You seem to be trying to break the hypothetical assumption on the basis that I have not specified a complete criteria that would prevent an AI from rewiring the human brain. I'm not interested in trying to find a set of rules that would prevent an AI from rewiring human's brain (and I never tried to provide any, that's why it's called an assumption), because I'm not posing that as a solution to the problem. I've made this assumption to try and generate discussion all the problems where it will break down since typically discussion seems to stop at "it will rewire us". Trying to assert "yeah but it would rewire because you haven't strongly specified how it couldn't" really isn't relevant to what I'm asking since I'm trying to get specifically at what it could do besides that.

"Finally, we will also assume that the AI does not possess the ability to manually rewire the human brain to change what a human values. In other words, the ability for the AI to manipulate another person's values is limited by what we as humans are capable of today."

I argue that we as humans are capable of a lot of that, and the AI may be able to think faster and draw upon a larger store of knowledge of human interaction.

Furthermore, what justifies this assumption? If we assume a limit that the AI won't manipulate me any more than Bob across the street will manipulate me, then yes the AI is safe, but that limit seems very theoretical. A higher limit that the AI won't manipulate me more than than the most manipulative person in the world isn't very reassuring, either.
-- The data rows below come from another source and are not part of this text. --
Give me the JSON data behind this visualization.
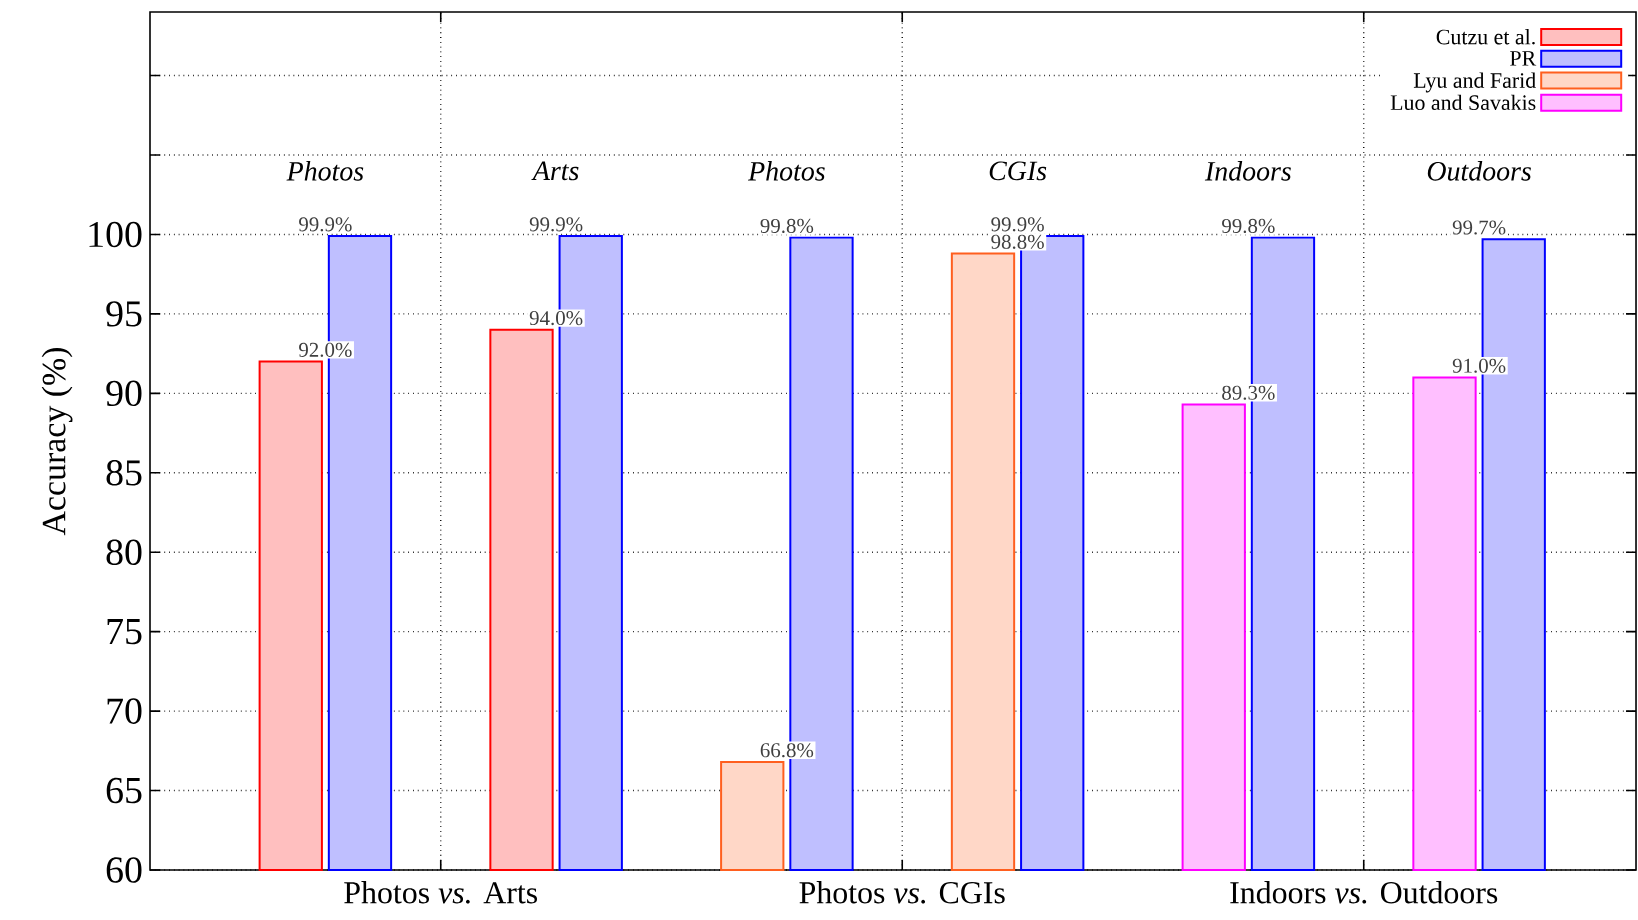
{
  "chart_data": {
    "type": "bar",
    "ylabel": "Accuracy (%)",
    "categories": [
      "Photos",
      "Arts",
      "Photos",
      "CGIs",
      "Indoors",
      "Outdoors"
    ],
    "ylim": [
      60,
      114
    ],
    "yticks": [
      60,
      65,
      70,
      75,
      80,
      85,
      90,
      95,
      100,
      {
        "value": 105,
        "label": null
      },
      {
        "value": 110,
        "label": null
      }
    ],
    "series": [
      {
        "name": "Cutzu et al.",
        "color": "#ff0000",
        "values": [
          92.0,
          94.0,
          null,
          null,
          null,
          null
        ],
        "value_labels": [
          "92.0%",
          "94.0%",
          null,
          null,
          null,
          null
        ]
      },
      {
        "name": "PR",
        "color": "#0000ff",
        "values": [
          99.9,
          99.9,
          99.8,
          99.9,
          99.8,
          99.7
        ],
        "value_labels": [
          "99.9%",
          "99.9%",
          "99.8%",
          "99.9%",
          "99.8%",
          "99.7%"
        ]
      },
      {
        "name": "Lyu and Farid",
        "color": "#ff5f1f",
        "values": [
          null,
          null,
          66.8,
          98.8,
          null,
          null
        ],
        "value_labels": [
          null,
          null,
          "66.8%",
          "98.8%",
          null,
          null
        ]
      },
      {
        "name": "Luo and Savakis",
        "color": "#ff00ff",
        "values": [
          null,
          null,
          null,
          null,
          89.3,
          91.0
        ],
        "value_labels": [
          null,
          null,
          null,
          null,
          "89.3%",
          "91.0%"
        ]
      }
    ],
    "annotations": [
      "Photos *vs.* Arts",
      "Photos *vs.* CGIs",
      "Indoors *vs.* Outdoors"
    ],
    "grid": true,
    "legend": "top right"
  }
}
Can you give examples of what you think humans capability to rewire another's values are?

As for what justifies the assumption? Nothing. I'm not asking it specifically because I don't think AIs will have it, I'm asking it so we can identify where the real problem lies. That is, I'm curious whether the real problem in terms of AI behavior being bad is entirely specific to advances in biological technology to which eventual AIs will have access, but we don't today. If we can conclude this is the case, it might help us in understanding how to tackle the problem. Another way to think of the question I'm asking is take such an AI robot and drop it into todays society. Will it start behaving badly immediately, or will it have to develop technology we don't have today before it can behave badly?

Can you give examples of what you think humans capability to rewire another's values are?

As plenty of religious figures have shown over the years, this capability is virtually unlimited. An AI would just have to start a new religion, or take over an existing one and adapt it to its liking.

I am saddened by the amount of downvotes on Alerus's well written and provocative posts. He made a positive contribution to the discussion, and should not be discouraged, IMO.

Thanks, I appreciate that. I have no problem with people disagreeing with me as confronting disagreement is how people (self included) grow. However, I was taken aback by the amount of down voting I received merely for disagreeing with people here and the fact that by merely choosing to respond to people's arguments it would effectively guarantee even more down votes—a system tied to how much you can participate in the community—made it more concerning to me. At least on the discussion board side of the site, I expected down voting to be reserved for posts that were derailing topics, flaming, ignoring arguments presented to them, etc., not for posts with which one disagreed. As someone who does academic research in AI, I thought this could be a fun lively online community to discuss that, but having my discussion board topic posting privileges removed because people did not agree with things I said (and the main post didn't even assert anything, it asked for feedback), I've reconsidered that. I'm glad to see not all people here think this was an appropriate use of down voting, but I feel like the community at large has spoken with regards to how they use that and when this thread ends I'll probably be moving on.

Thanks for you support though, I do appreciate that.